Ainsi, lors de ses deux premiers succès, en 1997 et 1998, il sera le seul sprinter à franchir les bosses. Il arrivera accompagné de grands puncheurs (Michele Bartoli, Rolf Sorensen, Peter Van Petegem, Frédéric Moncassin), mais sur une arrivée plate, aucune chance pour eux de faire quoi que ce soit.
Une caractéristique qui forcera ses rivaux sprinters à s'adapter et à travailler pour passer en tête les bosses. Être un sprinter exclusif, c'est bien sur les grands tours mais, pour les classiques, c'est un peu court. Ainsi, lors des succès en 2000 et 2001, la crème du sprint se mesurera à l'Allemand sur la Via Roma. Fabio Baldato, Oscar Freire, Roman Vainsteins et bien entendu Cipollini : tous vont passer à la moulinette de Zabel.
Si Eddy Merckx est le recordman de victoires avec 7 succès, Erik Zabel est passé à deux mètres d'un exploit monumental. Car comme précisé auparavant, il a raflé quatre triomphes en cinq ans. Et le cinquième lui a échappé de justesse. Et lui échappera encore.
1999 et 2004, les félûres
Intouchable, Erik Zabel remportera même le sprint sur Milan-San Remo en 1999. Problème, il y avait quelqu'un devant. Un certain Andreï Tchmil, qui, alors que tous les attaquants du Poggio et de la descente avaient été repris, a tenté le rêve de tout finisseur : le coup du kilomètre. Sauf que lui l'a réussi.
Ainsi, le rêve de triplé d'Erik Zabel a pris fin d'extrême justesse. Ce qui aurait été un immense exploit.
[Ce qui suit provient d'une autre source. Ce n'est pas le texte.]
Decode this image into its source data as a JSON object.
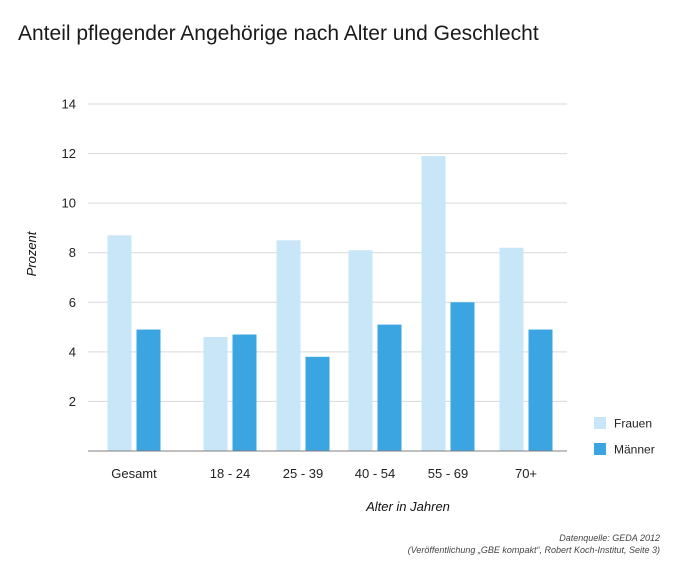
{
  "chart_data": {
    "type": "bar",
    "title": "Anteil pflegender Angehörige nach Alter und Geschlecht",
    "xlabel": "Alter in Jahren",
    "ylabel": "Prozent",
    "ylim": [
      0,
      14
    ],
    "yticks": [
      2,
      4,
      6,
      8,
      10,
      12,
      14
    ],
    "grid": true,
    "legend_position": "right",
    "categories": [
      "Gesamt",
      "18 - 24",
      "25 - 39",
      "40 - 54",
      "55 - 69",
      "70+"
    ],
    "series": [
      {
        "name": "Frauen",
        "color": "#c9e5f8",
        "values": [
          8.7,
          4.6,
          8.5,
          8.1,
          11.9,
          8.2
        ]
      },
      {
        "name": "Männer",
        "color": "#3aa5e1",
        "values": [
          4.9,
          4.7,
          3.8,
          5.1,
          6.0,
          4.9
        ]
      }
    ],
    "source": {
      "line1": "Datenquelle: GEDA 2012",
      "line2": "(Veröffentlichung „GBE kompakt“, Robert Koch-Institut, Seite 3)"
    }
  }
}
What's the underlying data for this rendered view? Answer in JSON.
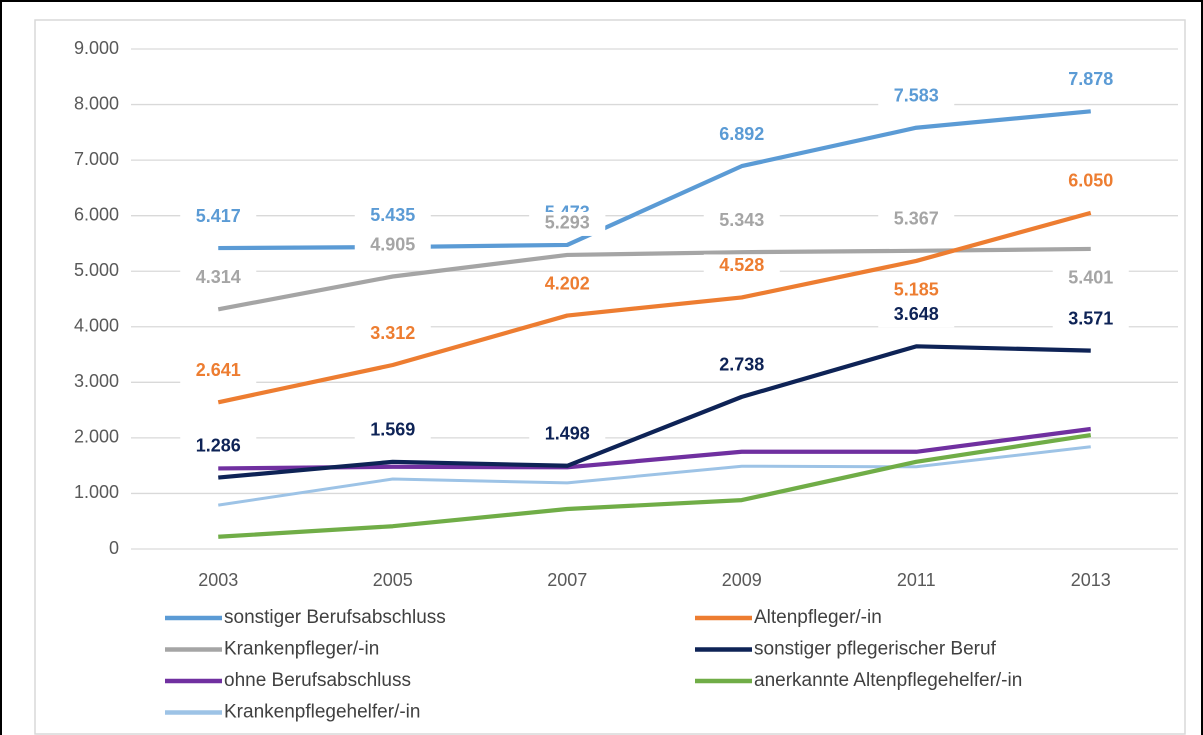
{
  "chart_data": {
    "type": "line",
    "categories": [
      "2003",
      "2005",
      "2007",
      "2009",
      "2011",
      "2013"
    ],
    "ylim": [
      0,
      9000
    ],
    "yticks": [
      0,
      {
        "value": 1000,
        "label": "1.000"
      },
      {
        "value": 2000,
        "label": "2.000"
      },
      {
        "value": 3000,
        "label": "3.000"
      },
      {
        "value": 4000,
        "label": "4.000"
      },
      {
        "value": 5000,
        "label": "5.000"
      },
      {
        "value": 6000,
        "label": "6.000"
      },
      {
        "value": 7000,
        "label": "7.000"
      },
      {
        "value": 8000,
        "label": "8.000"
      },
      {
        "value": 9000,
        "label": "9.000"
      }
    ],
    "grid": true,
    "legend": "bottom",
    "series": [
      {
        "name": "sonstiger Berufsabschluss",
        "color": "#5b9bd5",
        "values": [
          5417,
          5435,
          5473,
          6892,
          7583,
          7878
        ],
        "value_labels": [
          "5.417",
          "5.435",
          "5.473",
          "6.892",
          "7.583",
          "7.878"
        ]
      },
      {
        "name": "Altenpfleger/-in",
        "color": "#ed7d31",
        "values": [
          2641,
          3312,
          4202,
          4528,
          5185,
          6050
        ],
        "value_labels": [
          "2.641",
          "3.312",
          "4.202",
          "4.528",
          "5.185",
          "6.050"
        ]
      },
      {
        "name": "Krankenpfleger/-in",
        "color": "#a5a5a5",
        "values": [
          4314,
          4905,
          5293,
          5343,
          5367,
          5401
        ],
        "value_labels": [
          "4.314",
          "4.905",
          "5.293",
          "5.343",
          "5.367",
          "5.401"
        ]
      },
      {
        "name": "sonstiger pflegerischer Beruf",
        "color": "#0e2356",
        "values": [
          1286,
          1569,
          1498,
          2738,
          3648,
          3571
        ],
        "value_labels": [
          "1.286",
          "1.569",
          "1.498",
          "2.738",
          "3.648",
          "3.571"
        ]
      },
      {
        "name": "ohne Berufsabschluss",
        "color": "#7030a0",
        "values": [
          1450,
          1480,
          1470,
          1750,
          1750,
          2160
        ]
      },
      {
        "name": "anerkannte Altenpflegehelfer/-in",
        "color": "#70ad47",
        "values": [
          220,
          410,
          720,
          880,
          1570,
          2050
        ]
      },
      {
        "name": "Krankenpflegehelfer/-in",
        "color": "#9dc3e6",
        "values": [
          790,
          1260,
          1190,
          1490,
          1480,
          1840
        ]
      }
    ]
  }
}
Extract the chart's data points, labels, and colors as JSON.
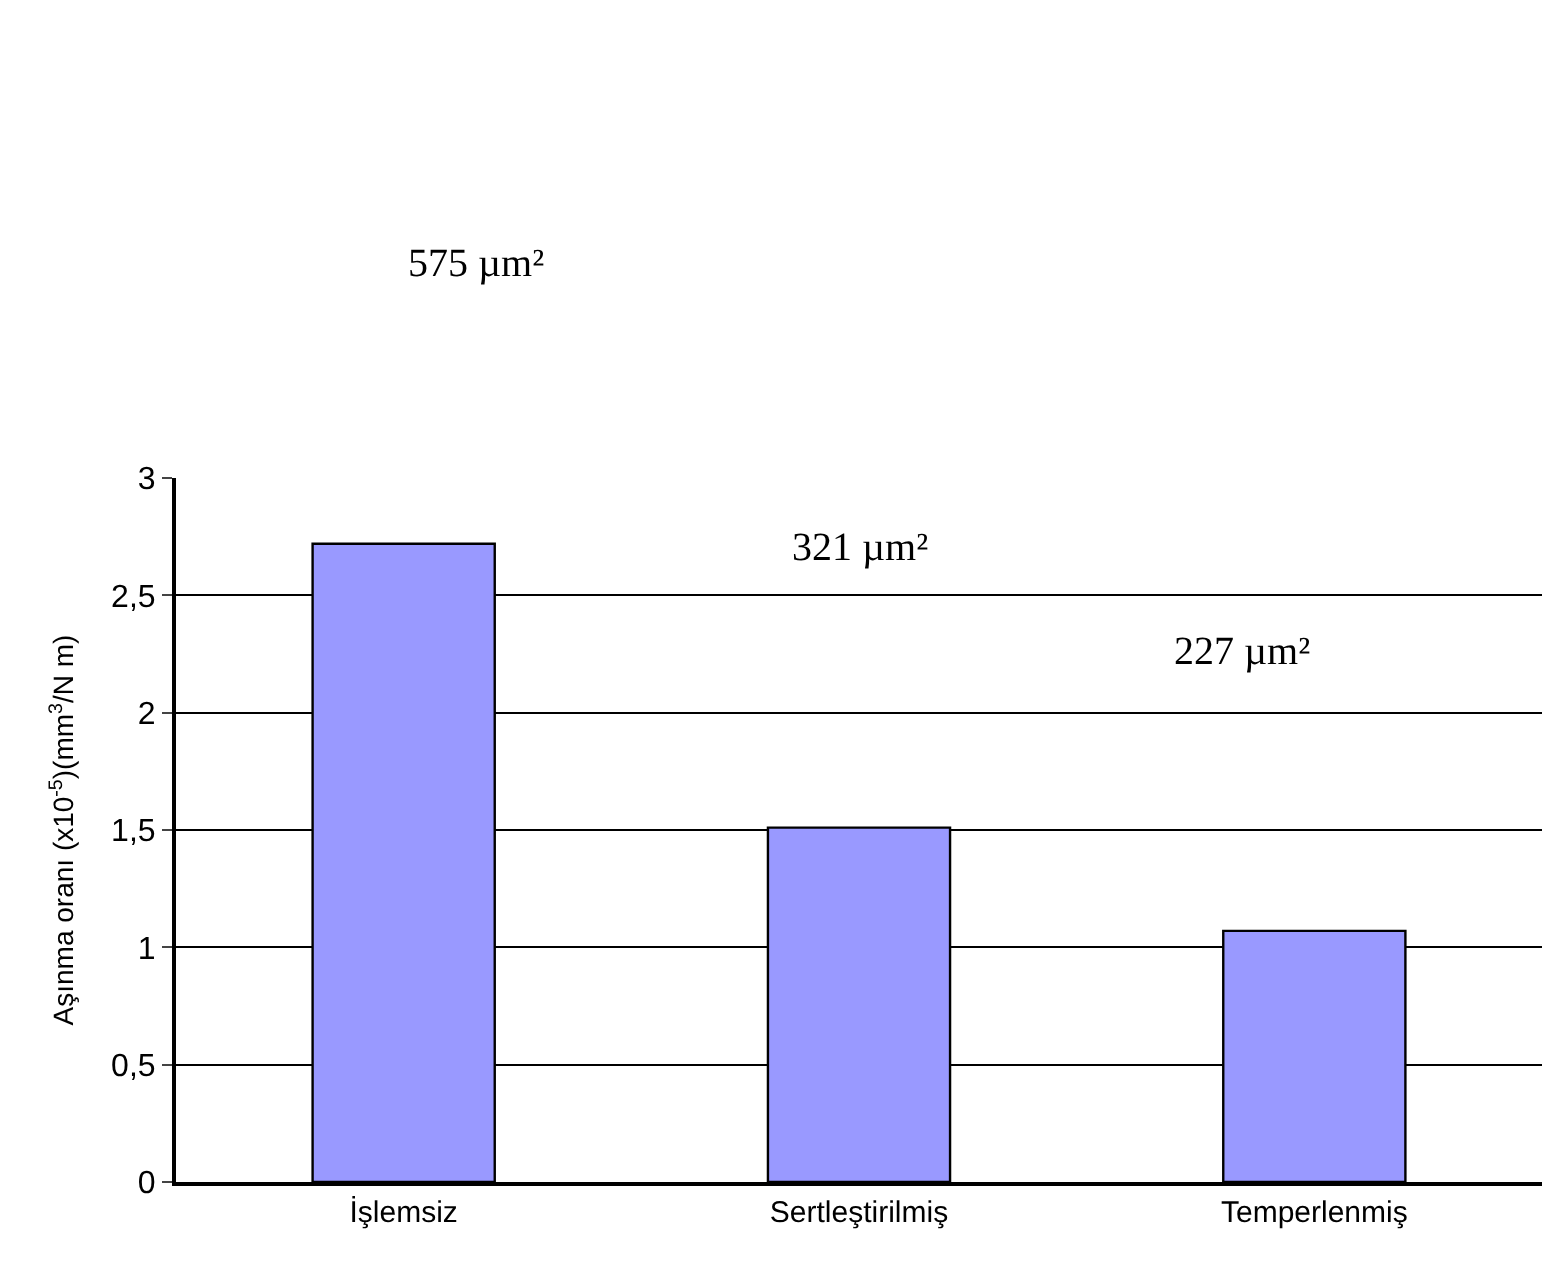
{
  "chart_data": {
    "type": "bar",
    "ylabel": "Aşınma oranı (x10$^{-5}$)(mm$^{3}$/N m)",
    "categories": [
      "İşlemsiz",
      "Sertleştirilmiş",
      "Temperlenmiş"
    ],
    "values": [
      2.72,
      1.51,
      1.07
    ],
    "color": "#9999ff",
    "ylim": [
      0,
      3
    ],
    "yticks": [
      0,
      {
        "value": 0.5,
        "label": "0,5"
      },
      1,
      {
        "value": 1.5,
        "label": "1,5"
      },
      2,
      {
        "value": 2.5,
        "label": "2,5"
      },
      3
    ],
    "grid": "y",
    "annotations": [
      "575 µm²",
      "321 µm²",
      "227 µm²"
    ]
  }
}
En effet, personne, pas même le grand Eddy Merckx, n'a remporté trois fois d'affilée la Primavera. La trace de Zabel dans l'histoire aurait donc pu être infiniment plus grande sans ces quelques mètres.
2002 et 2003 seront des années en dedans. Mais en 2004, Zabel est de retour et son équipe aussi. La course est contrôlée, les attaquants du Poggio repris, tout allait pour le mieux. Lancé impeccablement par son équipe, l'Allemand déboule sur la Via Roma et lève les bras.
Problème, il les a levés trop tôt. Et Oscar Freire triomphe enfin sur Milan San Remo, récompensé pour avoir jeté véritablement son vélo sur la ligne. Une des principales tâches dans la carrière de Zabel. Indélébile.
Mais quoi qu'il en soit, Erik Zabel a montré le chemin. Après des années de domination des punchers, il a remis les sprinters sur le devant de la scène sur les monuments. Et plus les grands noms viennent sur ce genre de courses, plus la concurrence est féroce. Aujourd'hui, Milan - San Remo est redevenu l'apanage de coureurs complets, explosifs et rapides au sprint. Mais aucun ne semble en mesure de rééditer une telle domination.